We do note some limitations of this study. We did not explore a communication sham condition. The AEP and VT2 sham runs did not present any stimuli. Thus, EEG activity or noise that could have been caused by stimuli would not occur in the sham condition. The reason is that presenting stimuli could have led to passive P300s. Also, both the experimenter and the subject were aware of which runs were regular or sham. Blinding the experimenter and especially the subject would have required changing the paradigm in some way, which we did not want to do. Furthermore, the differences between regular and sham performance are quite pronounced, both in BCI performance and EPs, and these minor confounds are probably irrelevant. Also, we could study performance across many recording sessions in future work. Additional sessions with healthy users might have indicated training effects and provided more information about system consistency.

In future work, the YES/NO communication tools could become faster, such as by training persons with the MI approach or reducing the number of events before the classifier reaches a decision. New devices such as belts, necklaces, bracelets, or other wearable devices with a variety of stimulators could provide broader communication options, as could more varied auditory stimuli. These new communication approaches must account for many unique design issues for interacting with target users, including non-visual stimuli [24,25,26,27]. Future systems might further leverage the “hybrid BCI” approach in mindBEAGLE with a broader variety of BCI communication tools [28]. The inclusion of MI and other approaches in mindBEAGLE provides some flexibility for end users. MI BCIs may require more training and may not work for some users, but could provide faster communication, at least with the settings used here.

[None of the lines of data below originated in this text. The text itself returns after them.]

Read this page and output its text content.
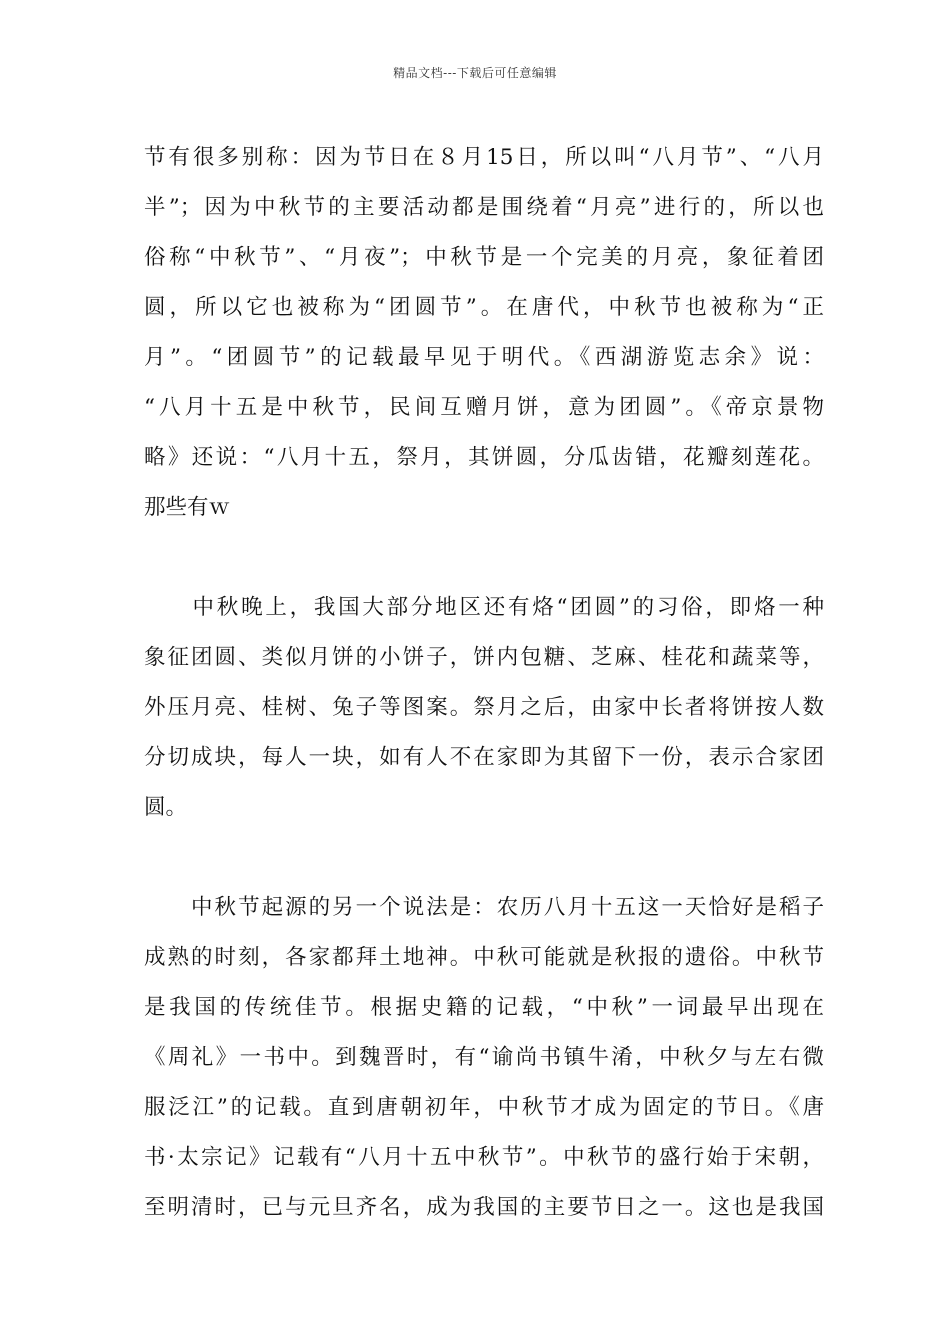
精品文档---下载后可任意编辑
节有很多别称：因为节日在８月15日，所以叫“八月节”、“八月
半”；因为中秋节的主要活动都是围绕着“月亮”进行的，所以也
俗称“中秋节”、“月夜”；中秋节是一个完美的月亮，象征着团
圆，所以它也被称为“团圆节”。在唐代，中秋节也被称为“正
月”。“团圆节”的记载最早见于明代。《西湖游览志余》说：
“八月十五是中秋节，民间互赠月饼，意为团圆”。《帝京景物
略》还说：“八月十五，祭月，其饼圆，分瓜齿错，花瓣刻莲花。
那些有ｗ
　　中秋晚上，我国大部分地区还有烙“团圆”的习俗，即烙一种
象征团圆、类似月饼的小饼子，饼内包糖、芝麻、桂花和蔬菜等，
外压月亮、桂树、兔子等图案。祭月之后，由家中长者将饼按人数
分切成块，每人一块，如有人不在家即为其留下一份，表示合家团
圆。
　　中秋节起源的另一个说法是：农历八月十五这一天恰好是稻子
成熟的时刻，各家都拜土地神。中秋可能就是秋报的遗俗。中秋节
是我国的传统佳节。根据史籍的记载，“中秋”一词最早出现在
《周礼》一书中。到魏晋时，有“谕尚书镇牛淆，中秋夕与左右微
服泛江”的记载。直到唐朝初年，中秋节才成为固定的节日。《唐
书·太宗记》记载有“八月十五中秋节”。中秋节的盛行始于宋朝，
至明清时，已与元旦齐名，成为我国的主要节日之一。这也是我国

Many other future directions merit further research. In addition to advanced communication, patients might be provided with sensory, cognitive, and/or motor rehabilitation tools. New methods could aim to predict recovery or periods of conscious awareness. Improved hardware might provide more EEG channels, higher signal quality and smaller and more comfortable electrodes (perhaps allowing long recording periods that could detect conscious awareness and inform staff). Improved software could incorporate new protocols for assessment and communication, perhaps within a hierarchy or scale, as well as better signal processing that might use ECG, EOG, EMG, and/or other signals. This approach could provide a hybrid BCI for communication for persons with LIS and CLIS who cannot use visual stimuli [3]. Perhaps most importantly, additional research with target patients in real-world settings is essential for validating systems and approaches and providing new data.

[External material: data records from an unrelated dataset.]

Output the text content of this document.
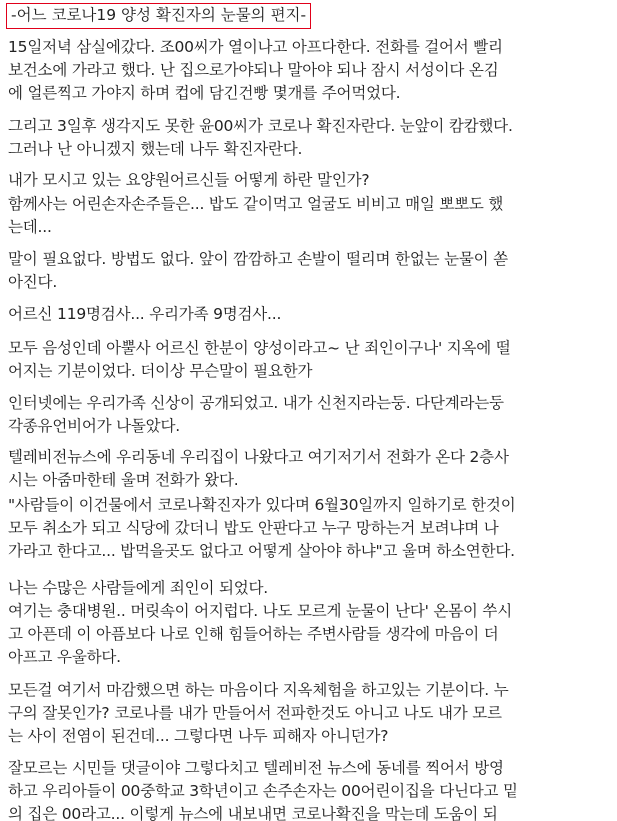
-어느 코로나19 양성 확진자의 눈물의 편지-

15일저녁 삼실에갔다. 조00씨가 열이나고 아프다한다. 전화를 걸어서 빨리
보건소에 가라고 했다. 난 집으로가야되나 말아야 되나 잠시 서성이다 온김
에 얼른찍고 가야지 하며 컵에 담긴건빵 몇개를 주어먹었다.

그리고 3일후 생각지도 못한 윤00씨가 코로나 확진자란다. 눈앞이 캄캄했다.
그러나 난 아니겠지 했는데 나두 확진자란다.

내가 모시고 있는 요양원어르신들 어떻게 하란 말인가?

함께사는 어린손자손주들은... 밥도 같이먹고 얼굴도 비비고 매일 뽀뽀도 했
는데...

말이 필요없다. 방법도 없다. 앞이 깜깜하고 손발이 떨리며 한없는 눈물이 쏟
아진다.

어르신 119명검사... 우리가족 9명검사...

모두 음성인데 아뿔사 어르신 한분이 양성이라고~ 난 죄인이구나' 지옥에 떨
어지는 기분이었다. 더이상 무슨말이 필요한가

인터넷에는 우리가족 신상이 공개되었고. 내가 신천지라는둥. 다단계라는둥
각종유언비어가 나돌았다.

텔레비전뉴스에 우리동네 우리집이 나왔다고 여기저기서 전화가 온다 2층사
시는 아줌마한테 울며 전화가 왔다.

"사람들이 이건물에서 코로나확진자가 있다며 6월30일까지 일하기로 한것이
모두 취소가 되고 식당에 갔더니 밥도 안판다고 누구 망하는거 보려냐며 나
가라고 한다고... 밥먹을곳도 없다고 어떻게 살아야 하냐"고 울며 하소연한다.

나는 수많은 사람들에게 죄인이 되었다.

여기는 충대병원.. 머릿속이 어지럽다. 나도 모르게 눈물이 난다' 온몸이 쑤시
고 아픈데 이 아픔보다 나로 인해 힘들어하는 주변사람들 생각에 마음이 더
아프고 우울하다.

모든걸 여기서 마감했으면 하는 마음이다 지옥체험을 하고있는 기분이다. 누
구의 잘못인가? 코로나를 내가 만들어서 전파한것도 아니고 나도 내가 모르
는 사이 전염이 된건데... 그렇다면 나두 피해자 아니던가?

잘모르는 시민들 댓글이야 그렇다치고 텔레비전 뉴스에 동네를 찍어서 방영
하고 우리아들이 00중학교 3학년이고 손주손자는 00어린이집을 다닌다고 밑
의 집은 00라고... 이렇게 뉴스에 내보내면 코로나확진을 막는데 도움이 되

In summary, the present results indicate that the mindBEAGLE assessment tools work when expected, providing correct results that indicate conscious awareness during regular operation and indicating otherwise during sham operation. The communication components of mindBEAGLE were also successful, although (like the assessment components), the MI approach should be supplemented with other tools. Overall, these results could support and encourage wider system use.